Deborah Dickson-Smith eschews more well-known Asian fare on offer and goes in search of modern Taiwanese cuisine.
Until the mid-’90s, most of us here in the western world knew very little of Taiwanese cuisine.
Eating Asian more often than not meant Chinese, Thai or Japanese. But it was around this point in time that we all started falling in love with Taiwan’s most famous culinary export: steamed dumplings.
They even spawned a culinary conglomerate of sorts: cooking oil retailer Din Tai Fung transformed itself from shop-front to sophisticated restaurant back in 1972 when it started serving traditional Taiwanese xiao long bao (steamed dumplings).
In 1993 Din Tai Fung was rated among the top 10 restaurants in the world by The New York Times; by 2010 it had been awarded its first Michelin star.
There are now over 90 branches worldwide, as far afield as Seattle, Singapore and Sydney. But Taiwanese cuisine is more diverse and sophisticated than just dumplings (as delicious as they are).
A short visit to Taipei soon reveals just how innovative Taiwanese cuisine really is. Here, three different ways to sample the wares.
Located next door to the National Palace Museum, Silks Palace serves up a nine-course degustation that is literally a work of art: the Imperial Treasures Feast is a series of dishes inspired by the famous masterpieces that hang in the museum’s collection.
One particularly important piece, Jadeite Cabbage with Insects, dates back to the Ch’ing dynasty and is represented in edible form by a dish consisting of bok choy, cooked in chicken and ham broth and served with a sprinkling of dried shrimp, representing the insects.
Then there is the Buddha’s Tureen in Ting Cauldron with String Decoration, a three-legged copperware cauldron with a half-dome cover and three decorative rings; Silks Palace serves little replicas of the cauldron filled with a dish delightfully titled Buddha jumps over the wall, a highly complex soup that takes two days to create and contains quail eggs, bamboo shoots, scallops, sea cucumber, abalone, chicken, ham, pork, mushroom and taro.
Sitting next to a waterfall on the steep slopes of Xizhi Mountain on Taipei’s outskirts, Shi-Yang Culture Restaurant is run by zen master Lin Pin-Hui and staffed by his students, who cook and serve up a 10-course meal with all the grace and ceremony one would expect from Buddhist priests.
Both the food and the layout of the restaurant are a reflection of Taiwan’s mixed heritage. It is both Chinese and Japanese, but neither at the same time.
The dishes here are simple and beautifully presented, with a menu that changes daily depending on what the master decides to offer up and what is available at the market.
The pièce de résistance is a chicken soup with blossoming lotus flower; served in a large black pot, the lotus bloom is placed on top of the dish just as it is being served so that it opens in front of us through the steam.
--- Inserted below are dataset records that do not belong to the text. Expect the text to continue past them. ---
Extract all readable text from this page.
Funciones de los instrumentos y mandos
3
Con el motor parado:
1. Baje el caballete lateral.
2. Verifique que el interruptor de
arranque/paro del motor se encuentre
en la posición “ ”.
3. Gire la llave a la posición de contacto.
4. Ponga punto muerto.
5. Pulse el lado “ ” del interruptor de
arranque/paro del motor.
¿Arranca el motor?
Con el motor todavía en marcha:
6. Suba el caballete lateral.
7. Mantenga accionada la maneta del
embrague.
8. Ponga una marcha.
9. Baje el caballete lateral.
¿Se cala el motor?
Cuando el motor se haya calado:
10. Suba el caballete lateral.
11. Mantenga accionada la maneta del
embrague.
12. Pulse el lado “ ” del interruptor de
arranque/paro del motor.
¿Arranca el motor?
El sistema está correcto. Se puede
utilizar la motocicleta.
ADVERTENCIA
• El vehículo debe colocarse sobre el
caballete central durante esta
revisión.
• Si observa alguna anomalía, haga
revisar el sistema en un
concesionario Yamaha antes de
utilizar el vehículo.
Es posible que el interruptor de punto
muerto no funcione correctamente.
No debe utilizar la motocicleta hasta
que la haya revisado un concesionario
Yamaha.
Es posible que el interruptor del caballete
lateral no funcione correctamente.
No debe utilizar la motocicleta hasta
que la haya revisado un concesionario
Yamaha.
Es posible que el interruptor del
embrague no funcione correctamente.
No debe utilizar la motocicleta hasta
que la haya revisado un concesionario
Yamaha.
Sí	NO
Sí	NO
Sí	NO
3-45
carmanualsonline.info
Wonmi is the brainchild of young entrepreneur Kevin Wu, farmer and head chef, who is passionate about sustainable food production.
Here, he aims to bridge a better understanding between producers and restaurant-goers by adhering to his motto: direct from farm to table.
Wu sources the best of local organic produce directly from farmers, including his own pigs, and prepares simple dishes that allow his diners to enjoy the natural flavours of the fresh ingredients.
The pork is butchered and prepared in the restaurant and any fresh produce not used each day is sold to customers in his adjoining mini market. Our meal starts with simply prepared tofu, bamboo shoots, little bowls of soybeans and rice noodles with fungi wrapped in steamed cabbage leaves, followed by a juicy selection of steamed fresh vegetables and pork fillet, so tender it melts in the mouth.